E qui arriviamo a Zack.
Lui si riprese molto velocemente dall’operazione. Fu il primo infatti a potersi muovere dalla sua stanza per andare a vedere di persona le condizioni di Brian.
Quando entrò lui era addormentato, ma sembrava sereno. I dolori c’erano e quindi, probabilmente, era pieno di antidolorifici e sedativi, ma sembrava tranquillo.

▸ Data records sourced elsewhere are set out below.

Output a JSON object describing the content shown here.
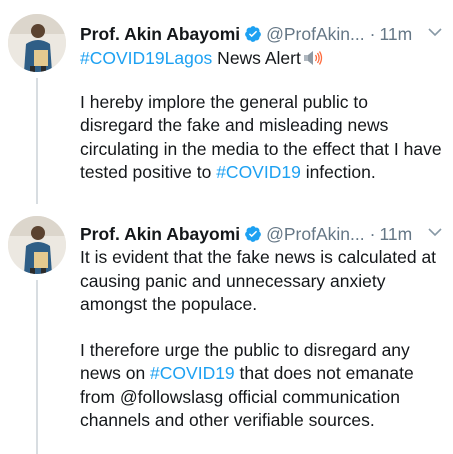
{
  "tweets": [
    {
      "name": "Prof. Akin Abayomi",
      "handle": "@ProfAkin...",
      "separator": "·",
      "time": "11m",
      "hashtag_line": {
        "hashtag": "#COVID19Lagos",
        "text": " News Alert"
      },
      "paragraph": {
        "before": "I hereby implore the general public to disregard the fake and misleading news circulating in the media to the effect that I have tested positive to ",
        "hashtag": "#COVID19",
        "after": " infection."
      }
    },
    {
      "name": "Prof. Akin Abayomi",
      "handle": "@ProfAkin...",
      "separator": "·",
      "time": "11m",
      "paragraph1": "It is evident that the fake news is calculated at causing panic and unnecessary anxiety amongst the populace.",
      "paragraph2": {
        "before": "I therefore urge the public to disregard any news on ",
        "hashtag": "#COVID19",
        "after": " that does not emanate from @followslasg official communication channels and other verifiable sources."
      }
    }
  ],
  "colors": {
    "link": "#1da1f2",
    "muted": "#657786",
    "text": "#14171a",
    "verified": "#1da1f2"
  },
  "icons": {
    "verified": "verified-badge-icon",
    "chevron": "chevron-down-icon",
    "speaker": "loudspeaker-emoji-icon"
  }
}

Non poté fare a meno di fare un sospiro di sollievo, ed ebbe ancora di più la convinzione che tutto sarebbe andato per il meglio.
Dopo poche settimane Brian venne dimesso, e poté far ritorno a casa sua, e da quel momento Zack ne diventò un assiduo frequentatore.
Non dovettero neanche parlarne: loro due stavano insieme, probabilmente dal loro primo bacio, la loro prima volta.
E rimasero insieme, perché qualcuno, o qualcosa, aveva voluto che Brian e Zack si incontrassero, e Brian ne era ogni giorno più sicuro.
Quindi non ebbe dubbi quando chiese a Zack di andare a vivere da lui, e senza neanche un dubbio Zack accettò.
Mai mettere i bastoni tra le ruote al destino.